Rumlar için tek seçenek uzlaşmak

46
reklam alani

Views: 0

Türkiye, uluslararası deniz hukukuna göre adaların kıta sahanlığı ve MEB hakkına sahip olmalarıyla, sınırlandırmanın iki ayrı konu olduğunu ve özellikle ana karalarla adaların karşılaştığı ve özel koşulların olduğu durumlarda, adaların sınırlandırmada geniş deniz yetki alanları alamayacağını savunuyor.

Türkiye ayrıca kapalı ya da yarı kapalı denizlere kıyısı olan devletlerin haklarını kullanırken birbirleriyle iş birliği yapması gerektiği tezine vurgu yapıyor.

RUMLAR, “KITA SAHANLIĞI KUŞATMASI” ALTINDA

Rum tarafının bu haritalara binaen tek taraflı adımlar atmaya devam etmesine karşılık Türkiye ve KKTC, 2011’de kıta sahanlığı sınırlandırma anlaşması imzalayarak yanıt verdi.

Bu kapsamda henüz Akdeniz’de MEB ilan etmeyen Türkiye’nin KKTC ile belirlediği kıta sahanlığı alanları, Rumları, enerji ve Kıbrıs meselesinin çözümü konusunda anlaşmaya teşvik edecek hatlardan geçiyor.

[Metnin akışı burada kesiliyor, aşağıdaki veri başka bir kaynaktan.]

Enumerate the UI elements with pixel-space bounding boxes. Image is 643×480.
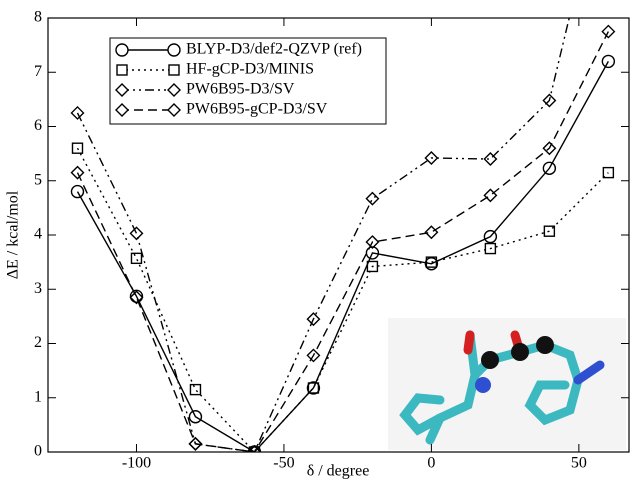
x-axis-label: δ / degree: [307, 463, 370, 480]
x-tick-label: 0: [427, 455, 435, 472]
chart: δ / degree ΔE / kcal/mol -100 -50 0 50 0 1 2 3 4…: [0, 0, 643, 480]
y-tick-label: 7: [34, 63, 42, 80]
legend-label: HF-gCP-D3/MINIS: [186, 61, 314, 78]
y-tick-label: 2: [34, 334, 42, 351]
x-tick-label: -50: [273, 455, 294, 472]
y-axis-label: ΔE / kcal/mol: [5, 190, 22, 279]
y-tick-label: 4: [34, 226, 42, 243]
legend-marker: [168, 44, 180, 56]
y-tick-label: 1: [34, 388, 42, 405]
y-tick-label: 3: [34, 280, 42, 297]
data-point: [366, 193, 378, 205]
y-tick-label: 5: [34, 171, 42, 188]
data-point: [130, 227, 142, 239]
y-tick-label: 8: [34, 9, 42, 26]
legend-marker: [116, 44, 128, 56]
data-point: [190, 385, 200, 395]
legend-label: PW6B95-D3/SV: [186, 81, 295, 98]
data-point: [131, 253, 141, 263]
legend-label: BLYP-D3/def2-QZVP (ref): [186, 41, 362, 58]
x-tick-label: -100: [122, 455, 151, 472]
legend-marker: [169, 65, 179, 75]
y-tick-label: 0: [34, 443, 42, 460]
y-tick-label: 6: [34, 117, 42, 134]
x-tick-label: 50: [571, 455, 587, 472]
molecule-inset: [388, 318, 626, 450]
legend-label: PW6B95-gCP-D3/SV: [186, 101, 328, 118]
legend-marker: [117, 65, 127, 75]
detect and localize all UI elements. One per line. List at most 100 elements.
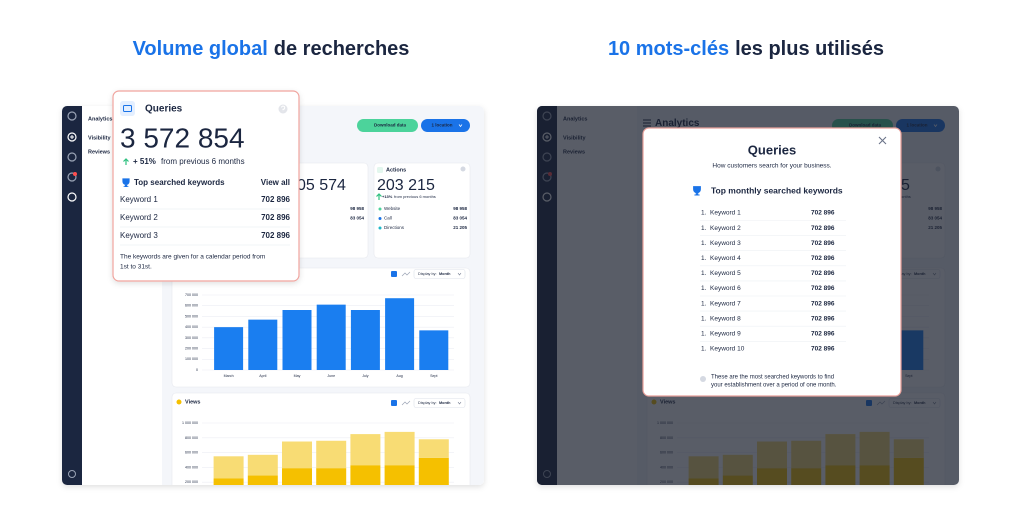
plus-icon	[70, 135, 74, 139]
kpi-row-value: 98 958	[453, 206, 467, 211]
y-tick-label: 500 000	[185, 314, 198, 318]
bar	[385, 298, 415, 370]
settings-icon[interactable]	[68, 470, 76, 478]
keyword-rank: 1.	[701, 270, 707, 277]
heading-highlight: 10 mots-clés	[608, 38, 729, 60]
keyword-label: Keyword 3	[710, 240, 741, 247]
bar	[316, 304, 346, 370]
up-arrow-icon	[376, 193, 382, 200]
keyword-count: 702 896	[811, 240, 835, 247]
y-tick-label: 300 000	[185, 336, 198, 340]
keyword-count: 702 896	[811, 225, 835, 232]
bar-segment	[418, 457, 449, 485]
display-by-value: Month	[439, 272, 451, 276]
total-value: 3 572 854	[120, 122, 245, 153]
keyword-rank: 1.	[701, 225, 707, 232]
keyword-count: 702 896	[811, 331, 835, 338]
row-dot	[378, 226, 382, 230]
keyword-rank: 1.	[701, 210, 707, 217]
kpi-value: 203 215	[377, 177, 435, 194]
card-title: Queries	[145, 104, 183, 115]
kpi-card	[373, 162, 471, 259]
change-value: + 51%	[133, 157, 156, 166]
bar-segment	[213, 478, 244, 485]
bar	[282, 310, 312, 370]
info-icon	[700, 376, 706, 382]
kpi-row-value: 98 958	[350, 206, 364, 211]
heading-rest: les plus utilisés	[735, 38, 884, 60]
x-tick-label: Sept	[430, 374, 437, 378]
chevron-icon	[458, 124, 463, 128]
sidebar-icon[interactable]	[67, 192, 77, 202]
x-tick-label: July	[362, 374, 369, 378]
line-view-toggle[interactable]	[401, 271, 411, 277]
bar-view-toggle[interactable]	[391, 271, 397, 277]
bar	[419, 330, 449, 370]
footnote-line: These are the most searched keywords to …	[711, 375, 834, 381]
nav-item[interactable]: Visibility	[88, 135, 111, 141]
download-button[interactable]	[357, 119, 418, 132]
bar-segment	[350, 465, 381, 485]
keyword-label: Keyword 1	[710, 210, 741, 217]
bar	[248, 319, 278, 370]
y-tick-label: 1 000 000	[182, 421, 198, 425]
sidebar-icon[interactable]	[67, 132, 77, 142]
queries-card: Queries 3 572 854 + 51% from previous 6 mon…	[112, 90, 300, 282]
keyword-label: Keyword 3	[120, 231, 158, 240]
download-button-label: Download data	[374, 123, 406, 128]
bar-segment	[282, 441, 312, 469]
line-view-toggle[interactable]	[401, 400, 411, 406]
y-tick-label: 700 000	[185, 293, 198, 297]
kpi-row-label: Website	[384, 206, 401, 211]
y-tick-label: 0	[196, 368, 198, 372]
close-button[interactable]	[878, 136, 887, 145]
kpi-row-value: 83 054	[350, 216, 364, 221]
sidebar-icon[interactable]	[67, 111, 77, 121]
kpi-row-value: 83 054	[453, 216, 467, 221]
location-button[interactable]	[421, 119, 470, 132]
row-dot	[378, 207, 382, 211]
sidebar-icon[interactable]	[67, 172, 77, 182]
nav-item[interactable]: Analytics	[88, 116, 112, 122]
bar-view-toggle[interactable]	[391, 400, 397, 406]
keyword-rank: 1.	[701, 255, 707, 262]
y-tick-label: 200 000	[185, 480, 198, 484]
heading-highlight: Volume global	[133, 38, 268, 60]
bar-segment	[247, 454, 278, 476]
kpi-change-text: from previous 6 months	[394, 194, 436, 199]
chevron-icon	[457, 401, 462, 405]
keywords-title: Top searched keywords	[134, 178, 225, 187]
sidebar-icon[interactable]	[67, 152, 77, 162]
bar	[214, 327, 244, 370]
kpi-value: 05 574	[297, 177, 346, 194]
display-by-select[interactable]	[413, 398, 466, 408]
bar-segment	[350, 434, 381, 466]
display-by-value: Month	[439, 401, 451, 405]
footnote-line: your establishment over a period of one …	[711, 383, 837, 389]
heading-right: 10 mots-clés les plus utilisés	[608, 38, 884, 60]
bar-segment	[247, 475, 278, 485]
x-tick-label: March	[224, 374, 234, 378]
nav-item[interactable]: Reviews	[88, 149, 110, 155]
display-by-select[interactable]	[413, 269, 466, 279]
y-tick-label: 800 000	[185, 436, 198, 440]
keyword-count: 702 896	[261, 195, 290, 204]
card-background	[112, 90, 300, 282]
x-tick-label: June	[327, 374, 335, 378]
row-dot	[378, 217, 382, 220]
bar	[350, 310, 380, 370]
heading-rest: de recherches	[274, 38, 410, 60]
kpi-title: Actions	[386, 167, 406, 173]
view-all-link[interactable]: View all	[261, 178, 290, 187]
actions-icon	[377, 167, 383, 173]
display-by-label: Display by:	[418, 272, 437, 276]
sidebar	[62, 106, 82, 485]
keyword-label: Keyword 4	[710, 255, 741, 262]
keyword-label: Keyword 1	[120, 195, 158, 204]
keyword-label: Keyword 10	[710, 346, 745, 353]
views-icon	[176, 399, 182, 405]
x-tick-label: April	[259, 374, 266, 378]
x-tick-label: Aug	[396, 374, 402, 378]
keyword-rank: 1.	[701, 315, 707, 322]
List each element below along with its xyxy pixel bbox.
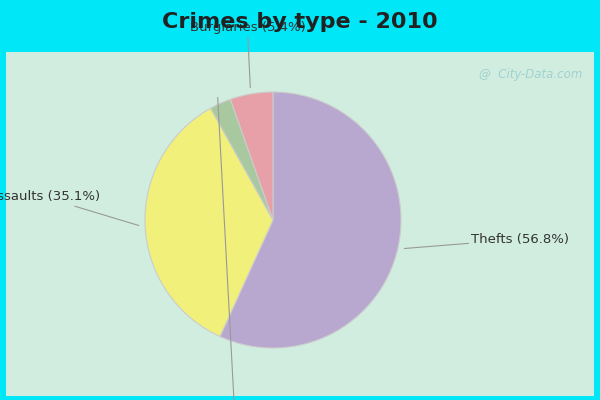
Text: Crimes by type - 2010: Crimes by type - 2010 (162, 12, 438, 32)
Text: @  City-Data.com: @ City-Data.com (479, 68, 582, 81)
Wedge shape (211, 99, 273, 220)
Wedge shape (230, 92, 273, 220)
Wedge shape (220, 92, 401, 348)
Text: Burglaries (5.4%): Burglaries (5.4%) (190, 21, 305, 88)
Text: Assaults (35.1%): Assaults (35.1%) (0, 190, 139, 226)
Wedge shape (145, 108, 273, 336)
Text: Auto thefts (2.7%): Auto thefts (2.7%) (173, 98, 296, 400)
Text: Thefts (56.8%): Thefts (56.8%) (404, 233, 569, 248)
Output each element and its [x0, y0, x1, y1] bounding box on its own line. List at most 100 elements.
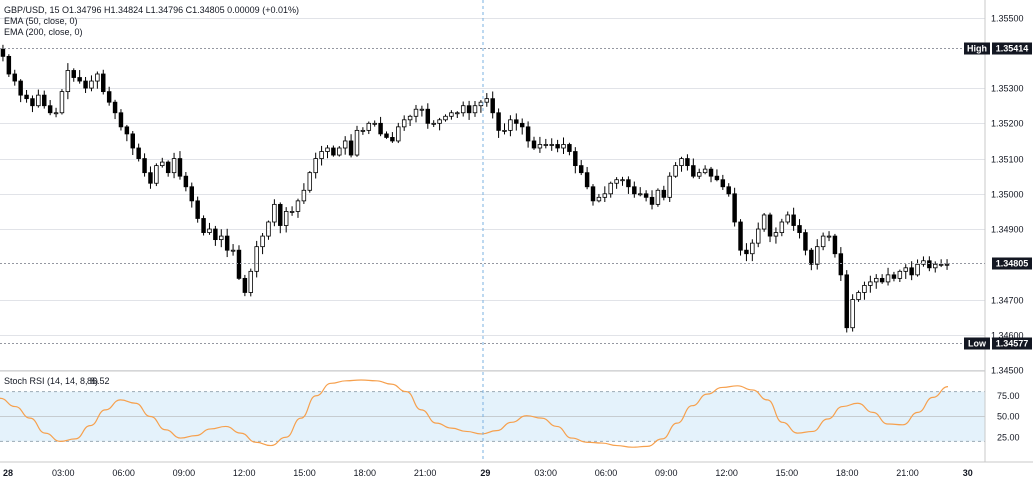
- candle: [785, 211, 790, 225]
- candle-body: [207, 228, 212, 233]
- candle-body: [183, 175, 189, 188]
- candle-body: [248, 270, 254, 293]
- candle-body: [673, 165, 678, 177]
- price-tick-label: 1.34500: [991, 366, 1024, 376]
- time-tick-label: 03:00: [534, 468, 557, 478]
- stoch-rsi-label[interactable]: Stoch RSI (14, 14, 8, 8): [4, 376, 98, 386]
- symbol-legend[interactable]: GBP/USD, 15 O1.34796 H1.34824 L1.34796 C…: [4, 5, 299, 15]
- candle-body: [696, 172, 702, 177]
- candle-body: [118, 112, 124, 128]
- candle-body: [30, 98, 35, 107]
- candle-body: [407, 115, 413, 121]
- candle: [136, 143, 141, 162]
- candle: [425, 103, 431, 129]
- candle-body: [897, 270, 903, 279]
- candle-body: [767, 214, 773, 237]
- candle-body: [885, 274, 891, 283]
- candle: [254, 240, 259, 278]
- candle: [148, 166, 153, 189]
- candle: [437, 117, 442, 131]
- ema50-legend[interactable]: EMA (50, close, 0): [4, 16, 78, 26]
- candle-body: [12, 73, 17, 82]
- candle: [189, 182, 194, 208]
- candle-body: [879, 277, 885, 283]
- candle: [525, 121, 531, 148]
- candle-body: [130, 133, 135, 149]
- candle: [354, 125, 360, 157]
- ema200-legend[interactable]: EMA (200, close, 0): [4, 27, 83, 37]
- candle: [248, 268, 254, 297]
- candle-body: [826, 235, 832, 238]
- candle: [649, 190, 655, 210]
- candle-body: [643, 193, 649, 198]
- time-tick-label: 21:00: [896, 468, 919, 478]
- stoch-rsi-axis: 75.00 50.00 25.00: [997, 391, 1020, 443]
- candle: [342, 136, 348, 155]
- candle: [130, 130, 135, 156]
- candle-body: [101, 73, 106, 93]
- low-value-tag: 1.34577: [992, 337, 1032, 350]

Türkiye ve Kıbrıs Türk tarafının kabul ettiği haritada, kıta sahanlığı bölgeleri Rum tarafını kuşatma altına almış halde.

‘FATİH’İN ARDINDAN ‘YAVUZ’ DA DOĞU AKDENİZ’DE

Rumların tek taraflı adımlarına karşılık olarak KKTC, Kıbrıs Adası’nın kuzey ve doğusunda belirlenen bölgelerde TPAO’ya arama ruhsatları verdi ve ilk olarak 2011’de Piri Reis araştırma için sahaya gönderildi.

Halihazırda ise Doğu Akdeniz’de Türkiye’nin 20 Ocak 2018’de faaliyete başlayan Barbaros Hayreddin Paşa sismik araştırma gemisi ve 7 Mayıs 2019’da faaliyete başlayan Fatih sondaj gemisi bulunuyor.

Türkiye ayrıca Fatih’in yanına ikinci sondaj gemisi Yavuz’u da ekleyerek bölgede ciddi bir enerji oyuncusu olduğunu fiilen ortaya koyuyor.

Rumlar için tek seçenek Türkiye ve KKTC ile uzlaşmak

TÜRKİYE, KARARLI DURUŞUYLA ADIMLARINI ATIYOR

GKRY, Yunanistan, ABD ve AB’den Rum tezlerini destekleyen açıklamalar gelse de Türkiye, Doğu Akdeniz’de uluslararası hukuku gözeterek kararlı adımlar atmaya ve Ada etrafındaki deniz sahalarının ve enerji kaynaklarının hakkaniyetli paylaşımı hususundaki ısrarını devam ettiriyor.

Bu kapsamda Doğu Akdeniz’de, Türkiye’nin caydırıcı deniz gücü ve enerji sahaları konusunda sergilediği kararlılık, Rumların kendi enerji planlarını mevcut şartlarda hayata geçiremeyeceklerini ortaya koyuyor.

Bu nedenle Doğu Akdeniz’de Türkiye ve KKTC’siz atılacak her adım karlı bir sonuç üretememeye mahkum gözüküyor.